SIOUX FALLS, S.D. -- Syracuse coach Quentin Hillsman delivered a direct message to Brianna Butler at halftime.
"You've got to hit some shots," he told his star guard, "or we're going home."
Butler hit some shots, all right, and Syracuse is staying another couple of days in South Dakota after upsetting No. 1 seed South Carolina 80-72 in the Sioux Falls Regional semifinal of the women's NCAA tournament on Friday night.
Butler scored 10 of her 18 points in the fourth quarter, including the go-ahead 3-pointer with 3:01 left, to send the fourth-seeded Orange to a regional final for the first time. They'll play Ohio State or Tennessee on Sunday.
Syracuse trailed by as many as 13 late in the first half and was still down 11 in the middle of the third quarter before coming back to stun a Gamecocks team that looked destined to make another appearance in the Final Four. South Carolina got into early foul trouble and never could finish off the Orange.
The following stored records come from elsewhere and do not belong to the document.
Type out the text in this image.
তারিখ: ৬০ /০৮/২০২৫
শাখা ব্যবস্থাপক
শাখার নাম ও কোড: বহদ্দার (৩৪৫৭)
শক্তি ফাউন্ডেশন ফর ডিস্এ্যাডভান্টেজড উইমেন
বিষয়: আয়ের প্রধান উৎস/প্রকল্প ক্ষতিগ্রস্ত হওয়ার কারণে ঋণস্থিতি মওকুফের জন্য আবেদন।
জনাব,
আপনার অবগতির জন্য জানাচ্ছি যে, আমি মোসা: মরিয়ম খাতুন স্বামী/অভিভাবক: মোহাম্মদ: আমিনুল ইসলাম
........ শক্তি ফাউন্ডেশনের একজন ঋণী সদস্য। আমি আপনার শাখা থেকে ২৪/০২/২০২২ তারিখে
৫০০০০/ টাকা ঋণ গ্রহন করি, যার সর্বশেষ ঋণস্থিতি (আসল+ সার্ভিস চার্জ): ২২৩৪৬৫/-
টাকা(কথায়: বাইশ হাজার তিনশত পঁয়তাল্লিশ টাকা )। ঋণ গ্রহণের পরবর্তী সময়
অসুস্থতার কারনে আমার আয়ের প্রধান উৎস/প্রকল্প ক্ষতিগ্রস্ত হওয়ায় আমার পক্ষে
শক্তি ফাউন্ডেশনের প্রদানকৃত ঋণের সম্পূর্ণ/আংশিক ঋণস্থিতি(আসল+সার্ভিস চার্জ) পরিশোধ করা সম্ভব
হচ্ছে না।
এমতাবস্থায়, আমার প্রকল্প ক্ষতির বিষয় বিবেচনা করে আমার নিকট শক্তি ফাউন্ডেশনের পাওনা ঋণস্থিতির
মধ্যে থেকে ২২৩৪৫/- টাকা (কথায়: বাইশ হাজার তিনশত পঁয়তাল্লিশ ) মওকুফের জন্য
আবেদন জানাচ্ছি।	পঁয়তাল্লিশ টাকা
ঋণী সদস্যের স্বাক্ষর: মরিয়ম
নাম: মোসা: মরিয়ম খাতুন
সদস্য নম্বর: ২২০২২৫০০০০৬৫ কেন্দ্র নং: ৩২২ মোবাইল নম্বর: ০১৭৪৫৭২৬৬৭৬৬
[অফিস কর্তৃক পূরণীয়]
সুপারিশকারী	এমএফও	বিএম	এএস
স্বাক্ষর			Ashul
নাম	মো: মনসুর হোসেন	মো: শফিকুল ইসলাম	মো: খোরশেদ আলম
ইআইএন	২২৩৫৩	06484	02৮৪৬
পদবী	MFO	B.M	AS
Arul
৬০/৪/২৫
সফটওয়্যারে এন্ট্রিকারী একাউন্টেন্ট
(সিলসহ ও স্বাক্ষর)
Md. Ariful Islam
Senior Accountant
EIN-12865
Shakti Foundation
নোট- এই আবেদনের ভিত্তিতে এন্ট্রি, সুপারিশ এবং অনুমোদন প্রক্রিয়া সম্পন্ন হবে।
"Even though we did get the lead, we were just off," South Carolina coach Dawn Staley said. "We were just not in sync. They did a good job at winning the game."
Alexis Peterson scored 25 points to lead the Orange (28-7), who won for the 14th time in 15 games. Brittney Sykes added 17, and Briana Day had 13 rebounds.
Alaina Coates had 18 points and 16 rebounds for South Carolina (33-2), whose only other loss was to UConn. A'ja Wilson had 15 points and 10 rebounds, and Tina Roy added 17 points off the bench for the Gamecocks.
Butler, the NCAA active leader in career 3-pointers, made just six of her last 35 attempts from beyond the arc coming into the game, and she got off to a slow start against the Gamecocks. Her pull-up jumper tied it at 61, and her 3-pointer gave the Orange the lead for good after Coates converted an entry pass from Tiffany Mitchell for a two-point lead. Butler's last 3-pointer made it 74-68 with 1:11 left.
"I have to give the credit to my teammates and coaches," Butler said. "They gave me the confidence to come out in the second half and fire. Lex told me they're going to fall. Even Coach gave me the confidence. Even if I was missing, he wanted me to keep shooting."
The Orange's zone defense sagged on star post players Wilson and Coates, giving Roy, Mitchell and Bianca Cuevas open looks from the perimeter. The Gamecocks attempted a season-high 32 3-pointers but made only eight.
"When we were going through our scout, (Hillsman) said to limit their touches on the inside," Sykes said. "They're going to find a way to get the ball inside, and we had to limit that and guard the perimeter to the best of our ability."
Wilson, Coates and Sarah Imovbioh were a combined 17-for-22 from the field, a telling statistic, Staley said.
"We took the bait," she said. "Our post players are 17-for-22 from the floor, 41 points. Shooting at that percentage, we should have been trying to get that ball inside a lot more than we did."
The Gamecocks came in concerned about dealing with a pressing Syracuse defense that had been forcing 24.5 turnovers a game, most of any team in the country. The press was hardly a factor.
But with Peterson giving the Orange consistent scoring and Butler ramping up her offense late, the Orange were able to pull off their biggest win ever and avenge the loss to the Gamecocks that ended their season in 2015.
After the final buzzer, Peterson went to mid-court and took a bow, and then Day picked her up and carried her to where their teammates were celebrating.
Syracuse: Butler has started all 132 games of her career, tying the school record. ... The Orange's 28 wins are a school record.
South Carolina: Wilson, who leads the SEC with 3.1 blocks a game, swatted three shots and had four steals ... The Gamecocks came in having outscored their opponents in 101 of 136 quarters.
HOW FAR THEY'VE COME
Hillsman offered some perspective on how far his program has come since he took over in 2006.
"My first game coaching at Syracuse, it was an exhibition game and we lost in double overtime," he said. "I remember going home thinking, 'This is my last year. I'm quitting. This is too much.' From that point forward, we had to get players and build our program piece by piece.
"I take no credit. I'm not confused. You have to get good players and they have to play for you."